Je revois son front sous ma main, sa corolle de cheveux blancs quand je lui caresse le visage, avant de la laisser dormir, ses yeux se ferment, la nuit tombe. Je crois que je vais la retrouver demain, je crois qu’il me reste des jours et des jours à aimer encore ma mère que j’ai retrouvée, ma mère que j’adore avec ou sans charisme. Ma mère avec ou sans paroles à me dire. Maman que voulais-tu me dire avec ce regard de terreur ? De qui as-tu peur ? De ton père qui battait, il y a mille ans ? De l’homme que tu aimes qui ne t’écoute plus ? De la vie elle-même qui ne répond plus avec ton corps qui lâche ? « Il parait que dans mes yeux, parfois, on ne me voit plus que je suis là… » elle a dit aussi pendant ce dernier repas, « non maman, tu es là. Je vois que tu es là. Je vois que c’est toi, tu es toujours là ».
Parle-moi encore maman. Quels seraient tes mots si tu pouvais me parler depuis l’au-delà ?
Je me mets à genoux, souvent, j’essaie de l’entendre.
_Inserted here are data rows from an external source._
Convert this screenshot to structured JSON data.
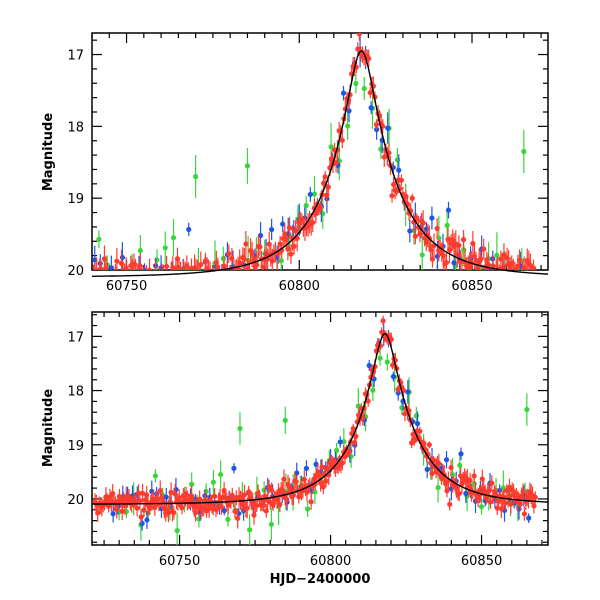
{
  "chart_data": [
    {
      "type": "scatter",
      "panel": "top",
      "title": "",
      "xlabel": "",
      "ylabel": "Magnitude",
      "xlim": [
        60740,
        60872
      ],
      "ylim": [
        20,
        16.7
      ],
      "y_inverted": true,
      "xticks": [
        60750,
        60800,
        60850
      ],
      "yticks": [
        17,
        18,
        19,
        20
      ],
      "grid": false,
      "legend": "none",
      "model_curve": {
        "t0": 60818,
        "peak_mag": 16.95,
        "base_mag": 20.1,
        "u0": 0.18,
        "tE": 20,
        "color": "#000000"
      },
      "series": [
        {
          "color": "#FF3B2F",
          "values": []
        },
        {
          "color": "#1F55E6",
          "values": []
        },
        {
          "color": "#39D63B",
          "values": []
        }
      ]
    },
    {
      "type": "scatter",
      "panel": "bottom",
      "title": "",
      "xlabel": "HJD−2400000",
      "ylabel": "Magnitude",
      "xlim": [
        60721,
        60872
      ],
      "ylim": [
        20.85,
        16.55
      ],
      "y_inverted": true,
      "xticks": [
        60750,
        60800,
        60850
      ],
      "yticks": [
        17,
        18,
        19,
        20
      ],
      "grid": false,
      "legend": "none",
      "model_curve": {
        "t0": 60818,
        "peak_mag": 16.95,
        "base_mag": 20.1,
        "u0": 0.18,
        "tE": 20,
        "color": "#000000"
      },
      "series": [
        {
          "color": "#FF3B2F",
          "values": []
        },
        {
          "color": "#1F55E6",
          "values": []
        },
        {
          "color": "#39D63B",
          "values": []
        }
      ]
    }
  ]
}
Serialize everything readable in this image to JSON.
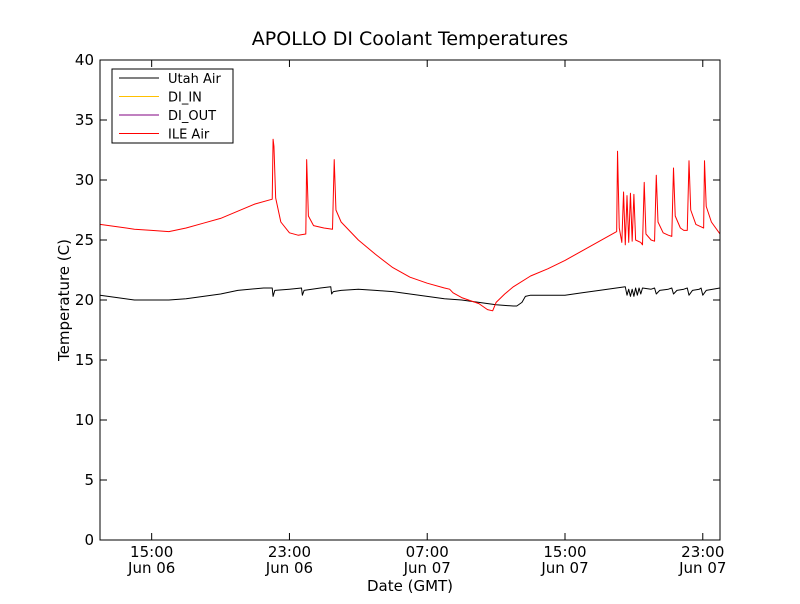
{
  "chart_data": {
    "type": "line",
    "title": "APOLLO DI Coolant Temperatures",
    "xlabel": "Date (GMT)",
    "ylabel": "Temperature (C)",
    "x_unit": "hours since Jun 06 12:00 GMT",
    "xlim": [
      0,
      36
    ],
    "ylim": [
      0,
      40
    ],
    "yticks": [
      0,
      5,
      10,
      15,
      20,
      25,
      30,
      35,
      40
    ],
    "xticks": [
      {
        "value": 3,
        "time": "15:00",
        "date": "Jun 06"
      },
      {
        "value": 11,
        "time": "23:00",
        "date": "Jun 06"
      },
      {
        "value": 19,
        "time": "07:00",
        "date": "Jun 07"
      },
      {
        "value": 27,
        "time": "15:00",
        "date": "Jun 07"
      },
      {
        "value": 35,
        "time": "23:00",
        "date": "Jun 07"
      }
    ],
    "legend_position": "top-left",
    "series": [
      {
        "name": "Utah Air",
        "color": "#000000",
        "points": [
          [
            0,
            20.4
          ],
          [
            1,
            20.2
          ],
          [
            2,
            20.0
          ],
          [
            3,
            20.0
          ],
          [
            4,
            20.0
          ],
          [
            5,
            20.1
          ],
          [
            6,
            20.3
          ],
          [
            7,
            20.5
          ],
          [
            8,
            20.8
          ],
          [
            9.5,
            21.0
          ],
          [
            10,
            21.0
          ],
          [
            10.05,
            20.3
          ],
          [
            10.15,
            20.8
          ],
          [
            11,
            20.9
          ],
          [
            11.7,
            21.0
          ],
          [
            11.75,
            20.4
          ],
          [
            11.85,
            20.8
          ],
          [
            12.8,
            21.0
          ],
          [
            13.4,
            21.1
          ],
          [
            13.45,
            20.5
          ],
          [
            13.55,
            20.7
          ],
          [
            14,
            20.8
          ],
          [
            15,
            20.9
          ],
          [
            16,
            20.8
          ],
          [
            17,
            20.7
          ],
          [
            18,
            20.5
          ],
          [
            19,
            20.3
          ],
          [
            20,
            20.1
          ],
          [
            21,
            20.0
          ],
          [
            22,
            19.8
          ],
          [
            23,
            19.6
          ],
          [
            24,
            19.5
          ],
          [
            24.2,
            19.5
          ],
          [
            24.5,
            19.8
          ],
          [
            24.7,
            20.3
          ],
          [
            25,
            20.4
          ],
          [
            26,
            20.4
          ],
          [
            27,
            20.4
          ],
          [
            28,
            20.6
          ],
          [
            29,
            20.8
          ],
          [
            30.5,
            21.1
          ],
          [
            30.6,
            20.4
          ],
          [
            30.7,
            20.9
          ],
          [
            30.8,
            20.3
          ],
          [
            30.9,
            20.9
          ],
          [
            31.0,
            20.3
          ],
          [
            31.1,
            21.0
          ],
          [
            31.2,
            20.4
          ],
          [
            31.3,
            21.0
          ],
          [
            31.4,
            20.5
          ],
          [
            31.5,
            21.0
          ],
          [
            32,
            20.9
          ],
          [
            32.2,
            21.0
          ],
          [
            32.3,
            20.5
          ],
          [
            32.5,
            20.8
          ],
          [
            33,
            20.9
          ],
          [
            33.2,
            21.0
          ],
          [
            33.3,
            20.5
          ],
          [
            33.5,
            20.8
          ],
          [
            33.9,
            20.9
          ],
          [
            34.1,
            21.0
          ],
          [
            34.2,
            20.4
          ],
          [
            34.4,
            20.8
          ],
          [
            34.8,
            20.9
          ],
          [
            34.9,
            21.0
          ],
          [
            35.0,
            20.4
          ],
          [
            35.2,
            20.8
          ],
          [
            36,
            21.0
          ]
        ]
      },
      {
        "name": "DI_IN",
        "color": "#ffc000",
        "points": []
      },
      {
        "name": "DI_OUT",
        "color": "#800080",
        "points": []
      },
      {
        "name": "ILE Air",
        "color": "#ff0000",
        "points": [
          [
            0,
            26.3
          ],
          [
            1,
            26.1
          ],
          [
            2,
            25.9
          ],
          [
            3,
            25.8
          ],
          [
            4,
            25.7
          ],
          [
            5,
            26.0
          ],
          [
            6,
            26.4
          ],
          [
            7,
            26.8
          ],
          [
            8,
            27.4
          ],
          [
            9,
            28.0
          ],
          [
            10,
            28.4
          ],
          [
            10.05,
            33.4
          ],
          [
            10.1,
            32.8
          ],
          [
            10.2,
            28.5
          ],
          [
            10.5,
            26.5
          ],
          [
            11,
            25.6
          ],
          [
            11.5,
            25.4
          ],
          [
            11.95,
            25.5
          ],
          [
            12,
            31.7
          ],
          [
            12.1,
            27.0
          ],
          [
            12.4,
            26.2
          ],
          [
            13,
            26.0
          ],
          [
            13.5,
            25.9
          ],
          [
            13.6,
            31.7
          ],
          [
            13.7,
            27.5
          ],
          [
            14,
            26.5
          ],
          [
            15,
            25.0
          ],
          [
            16,
            23.8
          ],
          [
            17,
            22.7
          ],
          [
            18,
            21.9
          ],
          [
            19,
            21.4
          ],
          [
            20,
            21.0
          ],
          [
            20.3,
            20.9
          ],
          [
            20.5,
            20.6
          ],
          [
            21,
            20.2
          ],
          [
            22,
            19.7
          ],
          [
            22.5,
            19.2
          ],
          [
            22.8,
            19.1
          ],
          [
            23,
            19.8
          ],
          [
            23.5,
            20.5
          ],
          [
            24,
            21.1
          ],
          [
            25,
            22.0
          ],
          [
            26,
            22.6
          ],
          [
            27,
            23.3
          ],
          [
            28,
            24.1
          ],
          [
            29,
            24.9
          ],
          [
            30,
            25.7
          ],
          [
            30.05,
            32.4
          ],
          [
            30.15,
            26.0
          ],
          [
            30.3,
            24.8
          ],
          [
            30.4,
            29.0
          ],
          [
            30.5,
            24.6
          ],
          [
            30.6,
            28.7
          ],
          [
            30.7,
            24.8
          ],
          [
            30.8,
            28.9
          ],
          [
            30.9,
            24.9
          ],
          [
            31.0,
            28.8
          ],
          [
            31.1,
            25.0
          ],
          [
            31.4,
            24.8
          ],
          [
            31.5,
            24.6
          ],
          [
            31.6,
            29.8
          ],
          [
            31.7,
            25.5
          ],
          [
            32,
            25.0
          ],
          [
            32.2,
            24.9
          ],
          [
            32.3,
            30.4
          ],
          [
            32.4,
            26.5
          ],
          [
            32.7,
            25.6
          ],
          [
            33,
            25.4
          ],
          [
            33.2,
            25.3
          ],
          [
            33.3,
            31.0
          ],
          [
            33.4,
            27.0
          ],
          [
            33.7,
            26.0
          ],
          [
            33.9,
            25.8
          ],
          [
            34.1,
            25.8
          ],
          [
            34.2,
            31.6
          ],
          [
            34.3,
            27.5
          ],
          [
            34.6,
            26.3
          ],
          [
            34.9,
            26.1
          ],
          [
            35.05,
            26.0
          ],
          [
            35.1,
            31.6
          ],
          [
            35.2,
            27.8
          ],
          [
            35.5,
            26.5
          ],
          [
            36,
            25.5
          ]
        ]
      }
    ]
  }
}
Mais dans l’appartement, quand on a pu y retourner, que la police nous en a donné le droit, il n’y en avait pas, aucun mot, rien de sa main, rien de dicté non plus, rien, rien, rien pour nous. Rien pour moi, sa fille ainée. Rien. Rien dans la pochette de plastique, non plus, cette pochette où elle avait décrit la messe qu’elle voulait me voir lui préparer, à coups de textes cumulés, éparpillés. Une écriture qui partait en lambeaux. Des bribes de phrases qui disaient qu’elle n’avait plus tout son « cerveau » pour faire la synthèse, que c’était à moi de la faire pour elle : « À toi le tri, à moi le repos. Grande toi. Ma grande que j’aime tant. 100000 baisers ».

Si elle a écrit pour la messe, elle aurait pu écrire pour dire sa mort désirée. Elle aurait pu formuler qu’elle l’avait décidé, de se tuer aussi, que mon beau-père le fasse un jour quand elle n’en serait plus capable. Mais non, j’ai retourné la pochette de plastique dans tous les sens : aucun mot que je n’aurais pu vu parmi tous les papiers, la bible, les morceaux de feuilles épars, divers. Rien sur la façon dont elle voulait mourir.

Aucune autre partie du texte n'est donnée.